The Bill amended the Banking Regulation Act to increase the term of directors to a period of 10 years for co-operative banks. Earlier, the Act barred the director of a co-operative bank (apart from its chairman or whole-time director) from holding office for more than eight years consecutively.

The amendment to the RBI Act came under the definition of a fortnight which has been changed from a Saturday to the second Friday following (with both days included), to the first day of each month to the 15th day or the 16th day to the last day of the month. This was effected towards the maintenance of average daily balance with the RBI as cash reserves, which is based on the average of balances with banks at the close of business of each day of a fortnight.

The definition of a fortnight has also been changed for non-scheduled banks which need to maintain cash reserves with the RBI under the Banking Regulation Act.

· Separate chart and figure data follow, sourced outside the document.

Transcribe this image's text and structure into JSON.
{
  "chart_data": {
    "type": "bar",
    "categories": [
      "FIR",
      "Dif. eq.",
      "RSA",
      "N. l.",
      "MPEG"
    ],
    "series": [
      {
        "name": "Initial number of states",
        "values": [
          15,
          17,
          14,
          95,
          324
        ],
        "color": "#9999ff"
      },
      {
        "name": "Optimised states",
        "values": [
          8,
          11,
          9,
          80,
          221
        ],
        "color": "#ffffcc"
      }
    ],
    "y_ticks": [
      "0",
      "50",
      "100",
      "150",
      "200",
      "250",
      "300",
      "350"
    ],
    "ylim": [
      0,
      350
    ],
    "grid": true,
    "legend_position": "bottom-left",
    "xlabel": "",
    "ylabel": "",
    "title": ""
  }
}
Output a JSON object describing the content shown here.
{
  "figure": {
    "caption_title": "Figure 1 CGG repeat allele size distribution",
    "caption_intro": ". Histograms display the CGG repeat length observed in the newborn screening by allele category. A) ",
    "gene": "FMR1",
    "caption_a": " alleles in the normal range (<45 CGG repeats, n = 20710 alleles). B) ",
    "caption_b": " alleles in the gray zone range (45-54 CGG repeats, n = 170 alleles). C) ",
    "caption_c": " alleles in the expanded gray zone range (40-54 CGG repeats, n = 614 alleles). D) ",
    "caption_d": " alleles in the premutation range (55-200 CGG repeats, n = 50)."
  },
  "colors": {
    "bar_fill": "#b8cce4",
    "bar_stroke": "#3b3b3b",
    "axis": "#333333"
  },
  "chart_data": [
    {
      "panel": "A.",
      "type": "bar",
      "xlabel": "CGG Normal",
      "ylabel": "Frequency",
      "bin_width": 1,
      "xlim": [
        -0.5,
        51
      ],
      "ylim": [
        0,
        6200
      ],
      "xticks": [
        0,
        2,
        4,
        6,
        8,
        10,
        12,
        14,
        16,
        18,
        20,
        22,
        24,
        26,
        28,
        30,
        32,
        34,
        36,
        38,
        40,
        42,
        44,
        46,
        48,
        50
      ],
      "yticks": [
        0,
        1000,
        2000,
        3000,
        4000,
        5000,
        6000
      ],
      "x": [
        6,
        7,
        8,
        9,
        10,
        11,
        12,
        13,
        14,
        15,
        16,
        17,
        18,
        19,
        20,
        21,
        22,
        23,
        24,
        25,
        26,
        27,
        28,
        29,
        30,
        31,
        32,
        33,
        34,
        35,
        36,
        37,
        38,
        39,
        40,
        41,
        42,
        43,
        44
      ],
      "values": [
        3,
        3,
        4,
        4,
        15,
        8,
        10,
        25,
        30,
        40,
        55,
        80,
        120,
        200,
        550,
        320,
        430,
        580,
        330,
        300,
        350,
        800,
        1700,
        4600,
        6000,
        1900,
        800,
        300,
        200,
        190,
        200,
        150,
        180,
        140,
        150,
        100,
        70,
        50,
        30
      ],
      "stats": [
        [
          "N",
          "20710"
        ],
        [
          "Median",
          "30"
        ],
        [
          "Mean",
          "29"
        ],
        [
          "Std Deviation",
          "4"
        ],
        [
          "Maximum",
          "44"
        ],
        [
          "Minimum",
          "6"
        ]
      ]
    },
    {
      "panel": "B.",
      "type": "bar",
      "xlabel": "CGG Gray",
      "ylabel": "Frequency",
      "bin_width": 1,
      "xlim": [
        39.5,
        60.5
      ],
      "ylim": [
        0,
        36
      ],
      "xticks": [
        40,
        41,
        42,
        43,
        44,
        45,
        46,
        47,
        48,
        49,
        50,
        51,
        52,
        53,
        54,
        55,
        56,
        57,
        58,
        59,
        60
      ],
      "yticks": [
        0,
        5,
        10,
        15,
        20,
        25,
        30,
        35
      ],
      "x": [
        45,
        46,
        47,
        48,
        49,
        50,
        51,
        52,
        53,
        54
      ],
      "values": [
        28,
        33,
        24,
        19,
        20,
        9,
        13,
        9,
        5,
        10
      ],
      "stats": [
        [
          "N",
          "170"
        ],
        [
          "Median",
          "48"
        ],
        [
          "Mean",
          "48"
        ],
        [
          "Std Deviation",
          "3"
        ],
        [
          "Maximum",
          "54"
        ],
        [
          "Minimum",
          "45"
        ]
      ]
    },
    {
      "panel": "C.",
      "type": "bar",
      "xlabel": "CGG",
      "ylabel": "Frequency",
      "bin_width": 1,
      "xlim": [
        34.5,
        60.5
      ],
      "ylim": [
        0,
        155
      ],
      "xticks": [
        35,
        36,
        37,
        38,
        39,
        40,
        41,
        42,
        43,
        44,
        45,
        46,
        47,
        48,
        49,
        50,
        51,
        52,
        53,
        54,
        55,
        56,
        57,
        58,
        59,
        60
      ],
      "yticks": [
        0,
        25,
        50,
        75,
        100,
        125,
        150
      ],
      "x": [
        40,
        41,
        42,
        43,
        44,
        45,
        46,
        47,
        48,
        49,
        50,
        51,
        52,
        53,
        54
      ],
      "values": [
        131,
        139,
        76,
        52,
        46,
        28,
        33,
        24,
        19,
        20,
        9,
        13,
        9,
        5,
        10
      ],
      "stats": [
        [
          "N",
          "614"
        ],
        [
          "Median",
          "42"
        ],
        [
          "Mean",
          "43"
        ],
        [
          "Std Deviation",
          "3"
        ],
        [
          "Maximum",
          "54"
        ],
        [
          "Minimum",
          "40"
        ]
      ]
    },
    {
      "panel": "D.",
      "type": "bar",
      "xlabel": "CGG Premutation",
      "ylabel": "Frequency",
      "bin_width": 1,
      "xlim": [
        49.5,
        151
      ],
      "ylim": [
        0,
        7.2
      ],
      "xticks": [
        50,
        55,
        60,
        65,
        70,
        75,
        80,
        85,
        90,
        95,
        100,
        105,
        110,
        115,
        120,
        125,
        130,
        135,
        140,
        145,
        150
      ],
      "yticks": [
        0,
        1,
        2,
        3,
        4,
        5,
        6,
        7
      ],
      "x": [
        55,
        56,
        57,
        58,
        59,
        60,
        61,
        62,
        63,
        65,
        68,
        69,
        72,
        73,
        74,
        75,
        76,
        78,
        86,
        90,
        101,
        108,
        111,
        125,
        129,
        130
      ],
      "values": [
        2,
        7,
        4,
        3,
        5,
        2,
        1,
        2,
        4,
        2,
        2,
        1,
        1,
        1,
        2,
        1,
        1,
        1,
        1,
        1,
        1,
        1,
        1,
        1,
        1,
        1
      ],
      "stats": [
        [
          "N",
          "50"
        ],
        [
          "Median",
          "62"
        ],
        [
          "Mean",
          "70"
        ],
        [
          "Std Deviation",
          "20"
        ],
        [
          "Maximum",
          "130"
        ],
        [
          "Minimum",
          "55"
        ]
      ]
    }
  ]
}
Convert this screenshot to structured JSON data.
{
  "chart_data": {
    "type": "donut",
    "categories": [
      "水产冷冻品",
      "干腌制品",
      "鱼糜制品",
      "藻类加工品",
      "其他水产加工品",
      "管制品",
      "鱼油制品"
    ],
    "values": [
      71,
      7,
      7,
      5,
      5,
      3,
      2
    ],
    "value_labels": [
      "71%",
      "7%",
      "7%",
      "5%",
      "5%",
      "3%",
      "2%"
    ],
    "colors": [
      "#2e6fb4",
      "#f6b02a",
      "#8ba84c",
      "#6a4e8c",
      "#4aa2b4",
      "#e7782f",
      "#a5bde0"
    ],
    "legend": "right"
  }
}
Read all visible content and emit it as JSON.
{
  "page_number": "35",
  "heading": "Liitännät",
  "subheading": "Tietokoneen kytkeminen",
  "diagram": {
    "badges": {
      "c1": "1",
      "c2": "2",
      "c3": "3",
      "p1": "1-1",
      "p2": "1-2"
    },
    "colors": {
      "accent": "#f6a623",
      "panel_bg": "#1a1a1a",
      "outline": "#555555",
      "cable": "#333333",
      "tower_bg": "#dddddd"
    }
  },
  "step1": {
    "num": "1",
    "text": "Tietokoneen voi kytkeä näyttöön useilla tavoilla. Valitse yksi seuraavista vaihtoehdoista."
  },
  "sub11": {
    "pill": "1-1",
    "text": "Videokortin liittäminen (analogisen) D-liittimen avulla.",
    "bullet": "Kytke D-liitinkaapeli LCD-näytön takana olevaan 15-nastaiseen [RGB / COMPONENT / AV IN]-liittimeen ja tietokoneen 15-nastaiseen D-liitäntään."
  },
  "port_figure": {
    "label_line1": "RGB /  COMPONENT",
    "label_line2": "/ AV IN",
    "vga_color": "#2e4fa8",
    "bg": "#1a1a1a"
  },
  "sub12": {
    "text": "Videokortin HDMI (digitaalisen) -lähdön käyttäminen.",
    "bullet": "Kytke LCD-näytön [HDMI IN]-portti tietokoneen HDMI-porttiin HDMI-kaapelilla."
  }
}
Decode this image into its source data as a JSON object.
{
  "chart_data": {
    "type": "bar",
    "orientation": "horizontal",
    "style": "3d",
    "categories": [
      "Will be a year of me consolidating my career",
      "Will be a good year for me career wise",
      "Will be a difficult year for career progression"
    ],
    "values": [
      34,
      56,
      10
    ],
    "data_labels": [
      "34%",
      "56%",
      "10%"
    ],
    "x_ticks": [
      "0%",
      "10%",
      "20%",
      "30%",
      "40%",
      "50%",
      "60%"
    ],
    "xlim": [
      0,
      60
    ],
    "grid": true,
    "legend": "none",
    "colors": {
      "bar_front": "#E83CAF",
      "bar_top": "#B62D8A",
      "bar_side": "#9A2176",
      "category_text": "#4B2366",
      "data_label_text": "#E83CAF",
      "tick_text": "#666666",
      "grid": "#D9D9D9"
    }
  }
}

Earlier, the Banking Regulation Act prohibited a director on a bank’s board from serving on the board of another bank and would not be applicable on RBI-appointed directors. The Bill now extends this exemption to the director of a central co-operative bank, if and when such persons are elected to the board of a state cooperative bank in which he or she is a member.

Another issue was the settlement of unclaimed amounts. The SBI Act, and the Banking Companies (Acquisition and Transfer of Undertakings) Acts of 1970 and 1980, had cleared transferring unpaid or unclaimed dividend to an unpaid dividend account. If money in the account remains unpaid or unclaimed for seven years, it is then moved to the Investor Education and Protection Fund (IEPF), as per PRSIndia.org.

The 2024 Bill widened the ambit of funds that can be transferred to the IEPF. These include: “(i) shares for which dividend has not been paid or claimed for seven consecutive years, and (ii) any interest or redemption amount for bonds which is unpaid/ unclaimed for seven years. Any person whose shares or unclaimed/unpaid money is transferred to IEPF can claim the transfer or refund.”

The Bill has also liberated auditors of banks from RBI and governmental control. Currently, the remuneration paid to auditors of banks is set by the RBI in consultation with the centre. The Bill now allows banks to decide what they should pay their auditors.

The Bill was due to come up for passing in the Rajya Sabha, but the Opposition move to table a no-confidence motion against Rajya Sabha Chairman and Vice-President Jagdeep Dhankhar could end up delaying it. The winter session has seen the Opposition and the Treasury benches ranged against each other over the Gautam Adani indictment in the United States as well as barbs over the Congress leadership’s proximity to billionaire George Soros.